Хозяйственный Игнатий разыскал в подвале сухие коротенькие дрова для ванной и затопил титан. Обогревательные трубы были целы, и скоро по ним поднялось, разливаясь, блаженное тепло. Изенбек, Словиков, а за ними остальные офицеры с несказанным удовольствием помылись в княжеской ванной, сменили нательное белье.
Несколько солдат собрали в гостиную все более-менее целые кресла, столы, стулья и кучу прочего барахла, половину из которого Словиков приказал убрать вон.
Игнатий стал разжигать камин, у которого были разбросаны опять-таки останки книг, бумажные свертки, какие-то пергаментные листы без обложки, деревянные ручки от кресел и стульев и просто мусор. Наметанный глаз Изенбека приметил среди хлама кончик уже знакомой по библиотеке дощечки.
«Страшно подумать, сколько бесценных вещей могла поглотить разинутая пасть камина, в том числе и эти дощечки. – Изенбек взял в руки и снова стал рассматривать странную находку. – Чудо, что эти дощечки дождались его».
Рядом с уже разгоревшимся камином присел Словиков, тоже взял «курьезу», повертел, погладил по истрескавшейся поверхности, на которой еще кое-где сохранилось покрытие, похожее на лак или воск. Против обыкновения он не подтрунивал и ничего не комментировал своими колкими замечаниями.
– Игнатий, – спросил он, – а скажи-ка, братец, что это за дерево?
Вестовой, еще раз взглянув на дощечку, ответил:
– Трудно определить, Ваше высокородие, дюже старые доски, все шашелем поточены, внутри гниль да труха, они и на растопку не годятся, потому и валяются…
– Как думаете, Федор Артурович, что это за письмена такие? – поинтересовался Словиков.
– Не знаю, может быть, древний чешский язык, или сербский, во всяком случае, мне кажется, что здесь есть что-то славянское, – ответил Изенбек.
Он велел Игнатию взять эту дощечку, а также все, рассыпанные у камина, и еще несколько показавшихся интересными манускриптов, писанных красными чернилами на тонком пергаменте, и сложить в другой морской мешок.
– Береги их, – сказал он вестовому, – как зеницу ока! Если что случится, все чемоданы мои можешь бросить, но за эти мешки головой отвечаешь!
Солдат ушел, Изенбек вновь повернулся к Словикову.

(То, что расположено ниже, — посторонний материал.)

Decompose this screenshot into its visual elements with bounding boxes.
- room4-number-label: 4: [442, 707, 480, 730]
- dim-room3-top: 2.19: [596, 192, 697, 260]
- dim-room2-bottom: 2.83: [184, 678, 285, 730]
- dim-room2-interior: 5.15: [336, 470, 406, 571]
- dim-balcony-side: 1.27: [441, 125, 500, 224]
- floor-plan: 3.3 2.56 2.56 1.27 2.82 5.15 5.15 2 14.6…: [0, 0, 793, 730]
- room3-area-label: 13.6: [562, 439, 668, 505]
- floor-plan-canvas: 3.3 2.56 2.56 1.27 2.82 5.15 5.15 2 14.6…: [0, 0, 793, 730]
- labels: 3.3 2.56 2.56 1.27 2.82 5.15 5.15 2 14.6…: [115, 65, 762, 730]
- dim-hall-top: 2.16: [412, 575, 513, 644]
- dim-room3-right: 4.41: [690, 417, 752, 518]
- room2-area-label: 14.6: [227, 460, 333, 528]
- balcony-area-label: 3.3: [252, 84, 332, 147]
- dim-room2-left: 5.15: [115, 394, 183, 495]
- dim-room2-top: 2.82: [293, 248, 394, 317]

– Я читал у Карамзина, – продолжил он мысль, – что у дохристианских славян-язычников были надписи на идолах и календари на двенадцать месяцев, значит, они читать, писать и считать еще тогда умели? – закончил он вопросом, обращенным больше к самому себе, и, пожалуй, впервые задумался над этим.

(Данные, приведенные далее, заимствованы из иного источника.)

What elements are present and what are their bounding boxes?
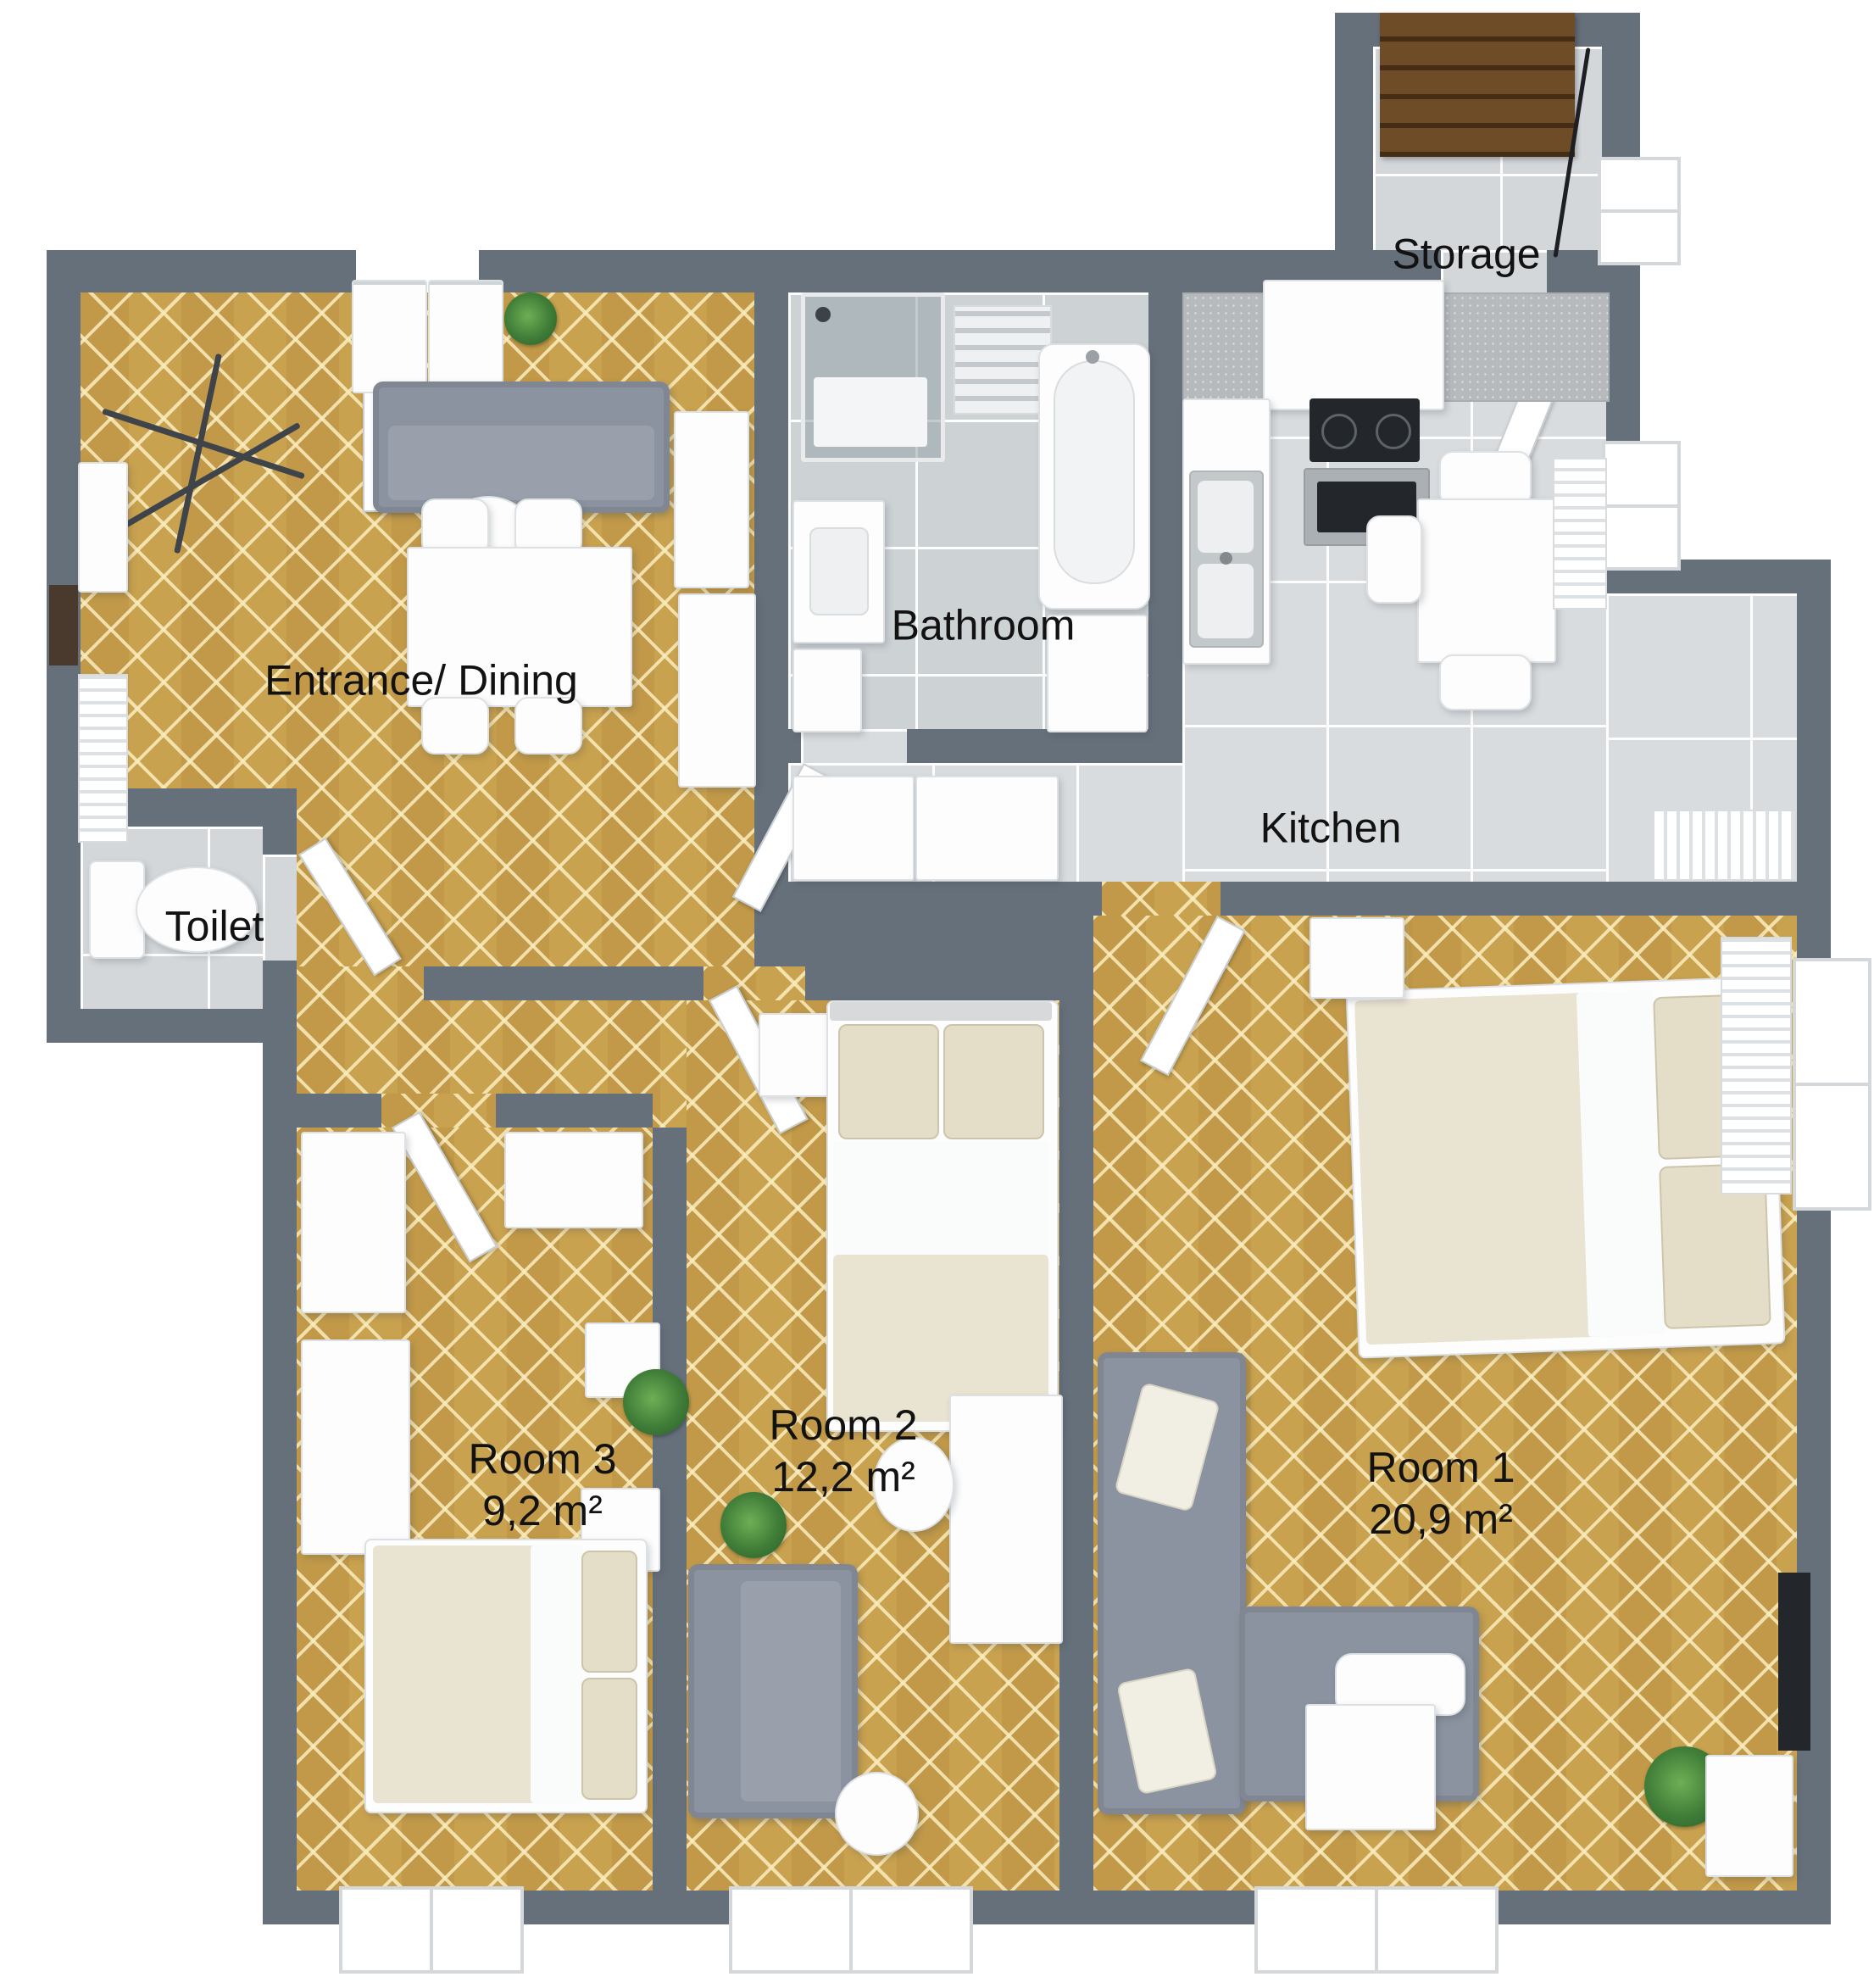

– Цареугодник он, ваш Карамзин, всех монархов воспевает, начиная с Рюрика!
– А вы, как бывший социалист, царей не жалуете, – улыбнулся Изенбек, вытирая платком испачканные пылью пальцы. Говоря это, он имел в виду юношеское увлечение Словикова социал-демократическими идеями, когда он был однажды арестован за участие в студенческих выступлениях и чтение нелегальной литературы. Только содействие высокопоставленных родственников и хорошо отлаженный механизм мздоимства у чиновников спасли Словикова от тюрьмы. Однако как всякий интеллигентный человек он был шокирован жестокостью и почти первобытной дикостью последовавших перемен. Революция, ее методы, не вызывали ничего, кроме омерзения. Поэтому Словиков продолжал развивать свою идею постепенных демократических преобразований – единственного, по его мнению, верного пути, по которому должна была в свое время пойти Россия.

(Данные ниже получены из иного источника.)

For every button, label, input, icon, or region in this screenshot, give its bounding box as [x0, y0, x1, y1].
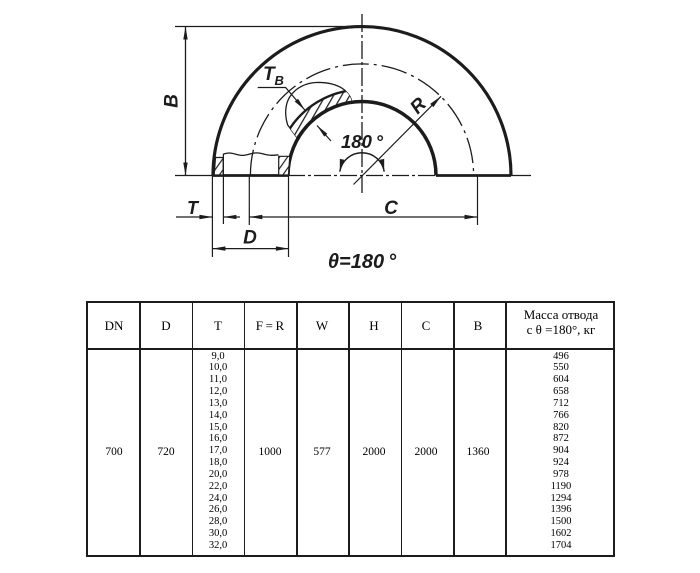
svg-text:T: T — [187, 198, 200, 218]
svg-text:R: R — [406, 94, 431, 119]
svg-text:B: B — [162, 94, 183, 108]
svg-text:D: D — [243, 228, 257, 249]
svg-text:θ=180 °: θ=180 ° — [328, 251, 397, 273]
svg-text:180 °: 180 ° — [341, 131, 384, 152]
svg-text:B: B — [275, 73, 284, 88]
svg-text:C: C — [384, 198, 398, 219]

– Не жалую, и не скрываю этого, вы же знаете, – упрямо мотнул он головой. – Я уверен, что если бы наш славный самодержец послал к черту дармоедов из окружения, раздал бы крестьянам землю, а умным людям дал возможность применить свои идеи, а то у нас такие только горе от своего ума имели, то не командовал бы сейчас Федор Артурович Изенбек артдивизионом, а писал бы картины, занимался историей, доски вот эти, к примеру, расшифровывал, царская семья не была бы расстреляна, а хозяин нынешнего имения не лишился бы жизни, зарубленный собственным пьяным кучером…
– Кучером? – поднял бровь Изенбек.
– Местные поговаривают, что верховодил здешним бунтом бывший княжеский кучер Степка.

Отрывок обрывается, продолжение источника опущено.